Aerial view of classic drumlins in east-central Wisconsin. Elongated, streamlined hills with blunt upice ends. Ice movement from left to right. © JLM Visuals (134/07).

Drumlins appear to be streamlined waves molded into the landscape in a most remarkable way by overriding ice. The origin of drumlins is controversial, and various mechanisms have been proposed over the years to explain their genesis (Shaw and Sharpe 1987):

• Subglacial ice erosion of pre-existing material.
  
• Deposition en masse.
  
• Accretion/deposition with or without a pre-existing core.
  
• Subglacial ice-push deformation of pre-existing material.
  
• Subglacial melt-water erosion/deposition.

	Cross section through core of large drumlin at Galway, western Ireland. Drumlin consists of crudely layered till with pockets of stratified sediments. Ice movement was from left to right. Section is about 10 m high. Photo date 5/91; © by J.S. Aber.
	Closeup view of "boulder-clay" till within drumlin at Galway. Smooth dark stones are Paleozoic limestone. Red pocket knife for scale. Photo date 5/91; © by J.S. Aber.
	Closeup view of stratified layer within drumlin at Galway. The sand and gravel were deposited by subglacial meltwater and then slightly deformed--note small faults in lower part of view. Photo date 5/91; © by J.S. Aber.
	Typical drumlin in east-central Wisconsin. This overview shows asymmetrical longitudinal profile of drumlin form. Ice movement is left to right. Photo date 7/89; © by J.S. Aber.
	Internal structure of drumlin in east-central Wisconsin (see above). Note the large overturned fold with red-brown till (right) wrapped around core of deformed sand. Ice movement is left to right. Photo date 7/89; © by J.S. Aber.

Drumlins are examples of streamlined glacial landforms.

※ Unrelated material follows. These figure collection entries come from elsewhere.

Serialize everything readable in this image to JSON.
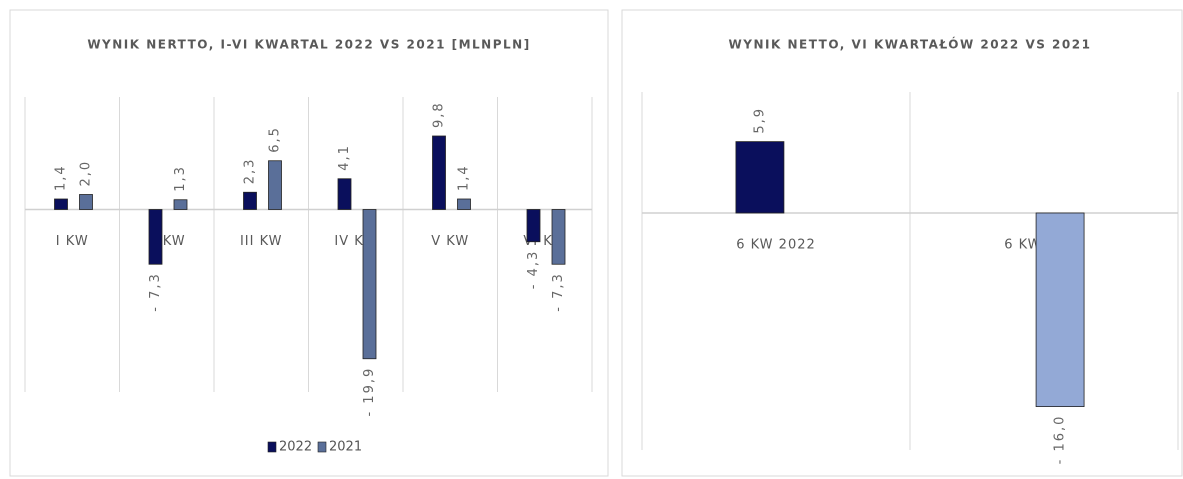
{
  "chart_data": [
    {
      "type": "bar",
      "title": "WYNIK NERTTO, I-VI KWARTAL 2022 VS 2021 [MLNPLN]",
      "categories": [
        "I KW",
        "II KW",
        "III KW",
        "IV KW",
        "V KW",
        "VI KW"
      ],
      "series": [
        {
          "name": "2022",
          "color": "#0a0f5c",
          "values": [
            1.4,
            -7.3,
            2.3,
            4.1,
            9.8,
            -4.3
          ],
          "value_labels": [
            "1,4",
            "- 7,3",
            "2,3",
            "4,1",
            "9,8",
            "- 4,3"
          ]
        },
        {
          "name": "2021",
          "color": "#5a6f99",
          "values": [
            2.0,
            1.3,
            6.5,
            -19.9,
            1.4,
            -7.3
          ],
          "value_labels": [
            "2,0",
            "1,3",
            "6,5",
            "- 19,9",
            "1,4",
            "- 7,3"
          ]
        }
      ],
      "ylim": [
        -25,
        15
      ],
      "legend": "bottom"
    },
    {
      "type": "bar",
      "title": "WYNIK NETTO, VI KWARTAŁÓW 2022 VS 2021",
      "categories": [
        "6 KW 2022",
        "6 KW 2021"
      ],
      "values": [
        5.9,
        -16.0
      ],
      "value_labels": [
        "5,9",
        "- 16,0"
      ],
      "colors": [
        "#0a0f5c",
        "#93a9d6"
      ],
      "ylim": [
        -20,
        10
      ]
    }
  ]
}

Streamlined forms are developed at scales ranging in length from 10s of m to 100s of km--see Fig. 4-5. These streamlined forms are created by a combination of glacial erosion, deposition, and squeezing of sediment beneath the ice, and streamlining represents ice movement patterns. Streamlined landscapes may cover vast regions, such as large portions of the Canadian Shield and northern Great Plains.